Dei due, uno era di troppo. Matteo Salvini e Flavio Tosi, adesso, corrono su due binari diversi ma la meta è la stessa, quella presidenza della regione Veneto, diventata il pretesto per un regolamento di conti. Matteo, il segretario nazionale della Lega, ha messo alla porta Flavio, quello della regione Veneto, l’unico rivale che avrebbe davvero potuto insidiare la sua leadership.
Gli scenari immediati sono scontati. Tosi vuole essere protagonista nella corsa alle regionali e – a dire il vero – ha cominciato da tempo le manovre di smarcamento dal partito. Due suoi fedelissimi che siedono in consiglio regionale hanno già lasciato il gruppo della Lega per creare «Impegno per il Veneto», grazie al quale potranno presentare per le prossime elezioni una lista Tosi senza dover raccogliere le firme. Alla nuova lista guarda con interesse il Nuovo centrodestra di Angelino Alfano, che ha resistito alle sirene del presidente uscente Luca Zaia ed è pronto a far parte di quella “alternativa di centrodestra” di cui parla Tosi. Anche in Parlamento, poi, ci sono almeno 8 – tra deputati e senatori – pronti a lasciare gli scranni della Lega. Se al Senato la mossa non ha un grande impatto, a Montecitorio le defezioni metterebbero a rischio la sopravvivenza del gruppo leghista, che scenderebbe sotto quota 20, rendendo necessaria una specifica autorizzazione dell’Ufficio di presidenza.
La posta in palio va, dunque, oltre la corsa alle regionali, che è stata solo l’acme di una “bega” – come l’ha definita il Carroccio – nata da un’eccessiva autonomia che il sindaco di Verona stava cercando di ritagliarsi. Sotto accusa la Fondazione “Ricostruiamo il Paese” con cui Tosi vuole attrarre i voti dei moderati di centrodestra. Una vera e propria “corrente”, che non è piaciuta a Salvini, che proprio a capo di una corrente ha compiuto la scalata all’interno del partito. La paura di “perire” della stessa spada con cui ha “ferito” Bossi è stata decisiva nell’espulsione del rivale. Il segretario della Lega ha cercato a lungo la strada per “normalizzare” il rivale, chiedendogli di sciogliere la Fondazione e di appoggiare senza sé e senza ma la candidatura di Luca Zaia.
Il rifiuto di Tosi ha avuto come conseguenza il suo allontanamento dal partito, preceduto da un atto di sfiducia, il commissariamento con Giampaolo Dozzo, iscritto alla Lega dal 1983. Poi l’annuncio, affidato a poche parole: “Tosi è fuori dalla Lega. Sono costretto a prendere atto delle sue decisioni”.
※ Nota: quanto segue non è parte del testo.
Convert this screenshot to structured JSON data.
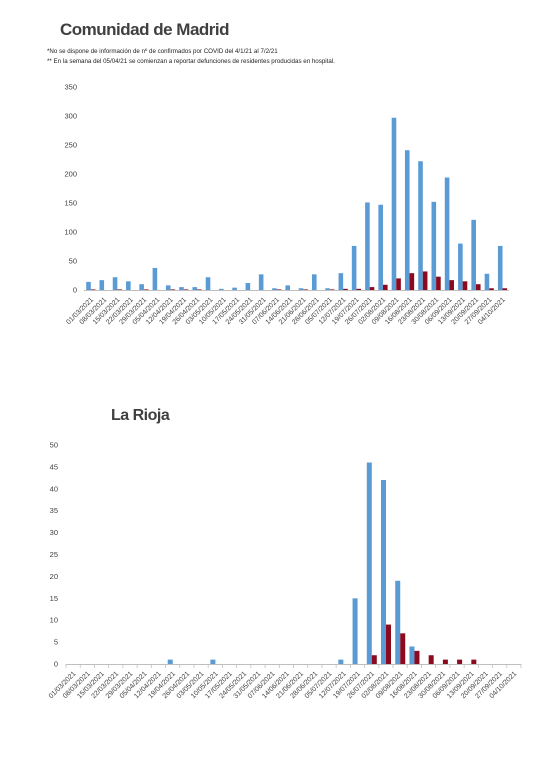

Portati entrambi alla ribalta dalle luci degli studi televisivi, i loro sono stati ben presto nomi di rottura con la vecchia classe dirigente. L’ha spuntata Salvini, che – con modi diretti e poco concilianti – si è adattato meglio al momento storico attraversato dal Paese rispetto alla “sobrietà” di Tosi. Troppo stretta, la Lega, per entrambi. Adesso, però, la rottura, come ammette lo stesso dissidente “rischia di danneggiare il centrodestra e favorire il centrosinistra”. La candidata dem Alessandra Moretti guarda alla singolar tenzone con favore, sperando che l’Adige trascini con sé i corpi dei due sfidanti. D’altronde – come recita l’adagio – tra i due litiganti, spesso, è il terzo che gode.